The median birth year of New York customers was 1981 and the median for Chicago customers was 1984. The visualization of the histogram shows that for both cities the majority of the customer base was born between 1985-1989, with the 1980-1984 group being the second largest. New York's oldest customers were born in 1944 and the youngest in 2001, this is a 57 year spread. 1980-1989 makes up 10 years of that spread and customers born in those years combined make up ~36% of the customer base. Chicago's oldest customers were born in 1955 and the youngest in 2002, this is a 47 year spread. 1980-1989 makes up 10 years of that spread and customers born in those years combined make up ~42% of the customer base. Bike Share is most popular with customers born before 1990.

## Question 2

### **Are there destination similarities for Non-Subscribing vs Subscribing Customers?**

In [None]:
nysub <- sum(ny$user.type == "Subscriber")
nynonsub <- sum(ny$user.type == "Customer")

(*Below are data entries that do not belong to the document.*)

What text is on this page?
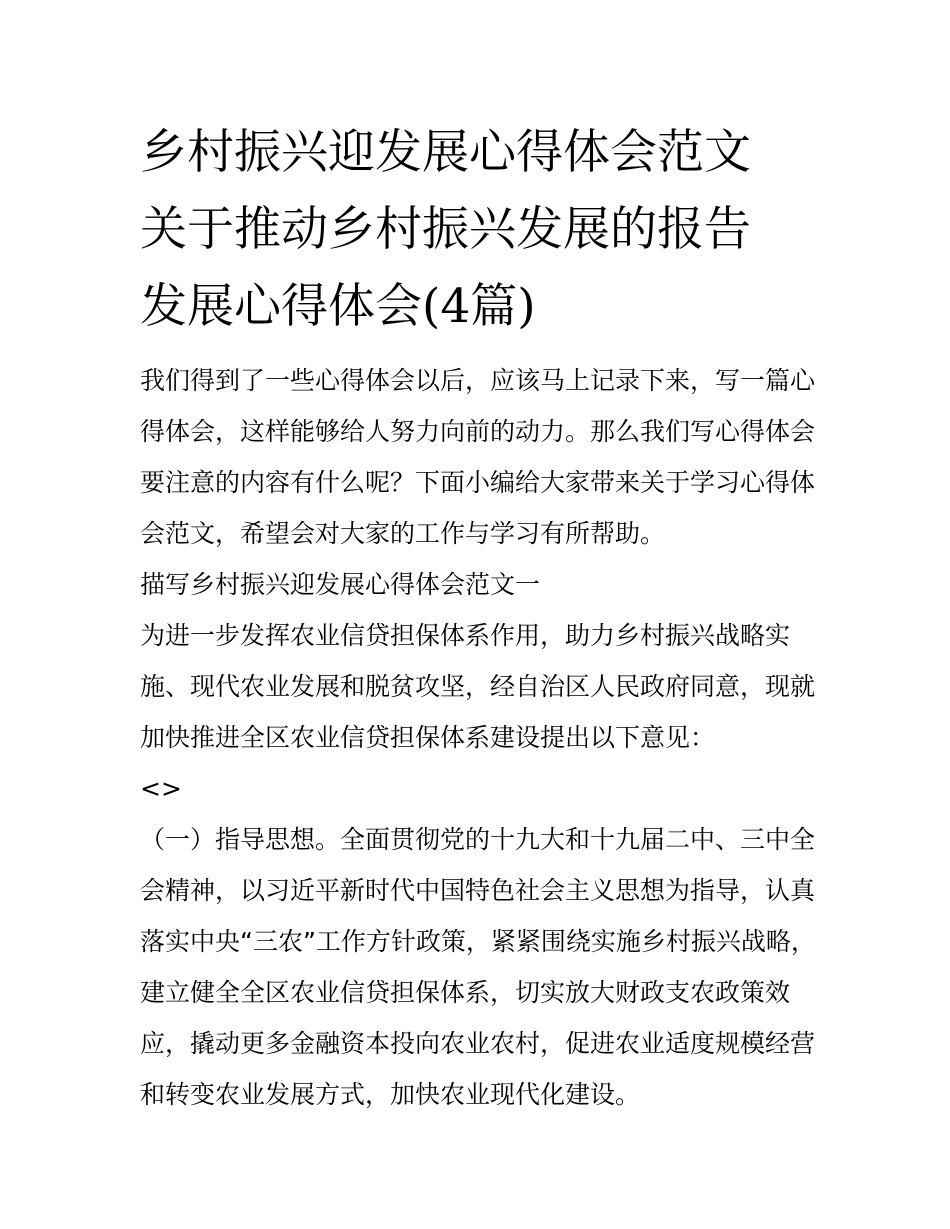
乡村振兴迎发展心得体会范文
关于推动乡村振兴发展的报告
发展心得体会(4篇)
我们得到了一些心得体会以后，应该马上记录下来，写一篇心
得体会，这样能够给人努力向前的动力。那么我们写心得体会
要注意的内容有什么呢？下面小编给大家带来关于学习心得体
会范文，希望会对大家的工作与学习有所帮助。
描写乡村振兴迎发展心得体会范文一
为进一步发挥农业信贷担保体系作用，助力乡村振兴战略实
施、现代农业发展和脱贫攻坚，经自治区人民政府同意，现就
加快推进全区农业信贷担保体系建设提出以下意见：
<>
（一）指导思想。全面贯彻党的十九大和十九届二中、三中全
会精神，以习近平新时代中国特色社会主义思想为指导，认真
落实中央“三农”工作方针政策，紧紧围绕实施乡村振兴战略，
建立健全全区农业信贷担保体系，切实放大财政支农政策效
应，撬动更多金融资本投向农业农村，促进农业适度规模经营
和转变农业发展方式，加快农业现代化建设。
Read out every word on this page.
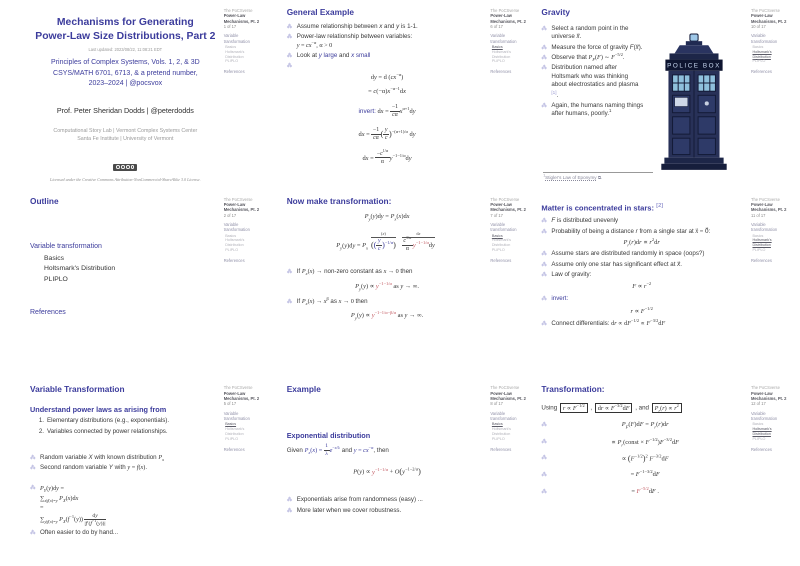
Mechanisms for Generating
Power-Law Size Distributions, Part 2
Last updated: 2023/08/22, 11:08:21 EDT
Principles of Complex Systems, Vols. 1, 2, & 3D
CSYS/MATH 6701, 6713, & a pretend number,
2023–2024 | @pocsvox
Prof. Peter Sheridan Dodds | @peterdodds
Computational Story Lab | Vermont Complex Systems Center
Santa Fe Institute | University of Vermont
Licensed under the Creative Commons Attribution-NonCommercial-ShareAlike 3.0 License.
The PoCSverse
Power-Law Mechanisms, Pt. 2
1 of 17
Variable transformation
Basics
Holtsmark's Distribution
PLIPLO
References
General Example
⁂ Assume relationship between x and y is 1-1.
⁂ Power-law relationship between variables:
$y = cx^{-\alpha}$, α > 0
⁂ Look at y large and x small
⁂
dy = d $(cx^{-\alpha})$
= $c(-\alpha)x^{-\alpha-1}dx$
invert: dx = $\frac{-1}{c\alpha} x^{\alpha+1}dy$
dx = $\frac{-1}{c\alpha}$ ( $\frac{y}{c} )^{-(\alpha+1)/\alpha}$ dy
dx = $\frac{-c^{1/\alpha}}{\alpha} y^{-1-1/\alpha}dy$
The PoCSverse
Power-Law Mechanisms, Pt. 2
6 of 17
Variable transformation
Basics
Holtsmark's Distribution
PLIPLO
References
Gravity
⁂ Select a random point in the universe x⃗.
⁂ Measure the force of gravity F(x⃗).
⁂ Observe that $P_F(F)$ ∼ $F^{-5/2}$.
⁂ Distribution named after Holtsmark who was thinking about electrostatics and plasma [1].
⁂ Again, the humans naming things after humans, poorly.$^1$
POLICE BOX
$^1$Stigler's Law of Eponymy ⧉.
The PoCSverse
Power-Law Mechanisms, Pt. 2
10 of 17
Variable transformation
Basics
Holtsmark's Distribution
PLIPLO
References
Outline
Variable transformation
Basics
Holtsmark's Distribution
PLIPLO
References
The PoCSverse
Power-Law Mechanisms, Pt. 2
2 of 17
Variable transformation
Basics
Holtsmark's Distribution
PLIPLO
References
Now make transformation:
$P_y(y)dy = P_x(x)dx$
$P_y(y)dy = P_x$
(x)
(( $\frac{y}{c} )^{-1/\alpha}$)
dx
$\frac{c^{1/\alpha}}{\alpha} y^{-1-1/\alpha}dy$
⁂ If $P_x(x)$ → non-zero constant as x → 0 then
$P_y(y) \propto y^{-1-1/\alpha}$ as y → ∞.
⁂ If $P_x(x) \to x^\beta$ as x → 0 then
$P_y(y) \propto y^{-1-1/\alpha-\beta/\alpha}$ as y → ∞.
The PoCSverse
Power-Law Mechanisms, Pt. 2
7 of 17
Variable transformation
Basics
Holtsmark's Distribution
PLIPLO
References
Matter is concentrated in stars: [2]
⁂ F is distributed unevenly
⁂ Probability of being a distance r from a single star at x⃗ = 0⃗:
$P_r(r)dr \propto r^2dr$
⁂ Assume stars are distributed randomly in space (oops?)
⁂ Assume only one star has significant effect at x⃗.
⁂ Law of gravity:
$F \propto r^{-2}$
⁂ invert:
$r \propto F^{-1/2}$
⁂ Connect differentials: dr ∝ $dF^{-1/2} \propto F^{-3/2}dF$
The PoCSverse
Power-Law Mechanisms, Pt. 2
11 of 17
Variable transformation
Basics
Holtsmark's Distribution
PLIPLO
References
Variable Transformation
Understand power laws as arising from
1. Elementary distributions (e.g., exponentials).
2. Variables connected by power relationships.
⁂ Random variable X with known distribution $P_x$
⁂ Second random variable Y with y = f(x).
⁂ $P_Y(y)dy$ =
$\sum_{x|f(x)=y}$ $P_X(x)dx$
=
$\sum_{y|f(x)=y}$ $P_X(f^{-1}(y)) \frac{dy}{|f'(f^{-1}(y))|}$
⁂ Often easier to do by hand...
The PoCSverse
Power-Law Mechanisms, Pt. 2
5 of 17
Variable transformation
Basics
Holtsmark's Distribution
PLIPLO
References
Example
Exponential distribution
Given $P_x(x) = \frac{1}{\lambda} e^{-x/\lambda}$ and $y = cx^{-\alpha}$, then
$P(y) \propto y^{-1-1/\alpha} + O(y^{-1-2/\alpha})$
⁂ Exponentials arise from randomness (easy) ...
⁂ More later when we cover robustness.
The PoCSverse
Power-Law Mechanisms, Pt. 2
8 of 17
Variable transformation
Basics
Holtsmark's Distribution
PLIPLO
References
Transformation:
Using $r \propto F^{-1/2}$ , dr ∝ $F^{-3/2}dF$ , and $P_r(r) \propto r^2$
⁂	$P_F(F)dF = P_r(r)dr$
⁂	∝ $P_r(const \times F^{-1/2})F^{-3/2}dF$
⁂	∝ $(F^{-1/2})^2$ $F^{-3/2}dF$
⁂	= $F^{-1-3/2}dF$
⁂	= $F^{-5/2}dF$ .
The PoCSverse
Power-Law Mechanisms, Pt. 2
12 of 17
Variable transformation
Basics
Holtsmark's Distribution
PLIPLO
References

washsub <- sum(wash$user.type == "Subscriber")
washnonsub <- sum(wash$user.type == "Customer")

chisub <- sum(chi$user.type == "Subscriber")
chinonsub <- sum(chi$user.type == "Customer")

print(paste("Total New York Non-Subscribers:", nynonsub))
print(paste("Total New York Subscribers:", nysub))
            
print(paste("Total DC Non-Subscribers:", washnonsub))
print(paste("Total DC Subscribers:", washsub))

print(paste("Total Chicago Non-Subscribers:", chinonsub))
print(paste("Total Chicago Subscribers:", chisub))


In [None]:
nysubp <- (nysub / nytotal) * 100
washsubp <- (washsub / washtotal) * 100
dcsubp <- (chisub / chitotal) * 100

print(paste("New York Customers that are subscribers:", nysubp, "%"))
print(paste("DC Customers that are subscribers:", washsubp, "%"))
print(paste("Chicago Customers that are subscribers:", dcsubp, "%"))

### First Thoughts:
The majority of customers are subscribing customers. This makes sense as these are very populated cities that have a lot of vehicle traffic. 

## New York

In [None]:
# see the frequency of each end destination

as.data.frame(table(ny$end.station))

In [None]:
# create a subset for non-subscribing customers
nyc2 <- subset(ny, ny$user.type == "Customer")

# create data frame of end.station + count that is limited to non-subscribing customers
nydf <- as.data.frame(table(nyc2$end.station))

# rename columns
colnames(nydf)[1] = "end.station"
colnames(nydf)[2] = "count"

# reorder by highest #s first
nydf <- nydf[order(nydf$count, decreasing=TRUE),]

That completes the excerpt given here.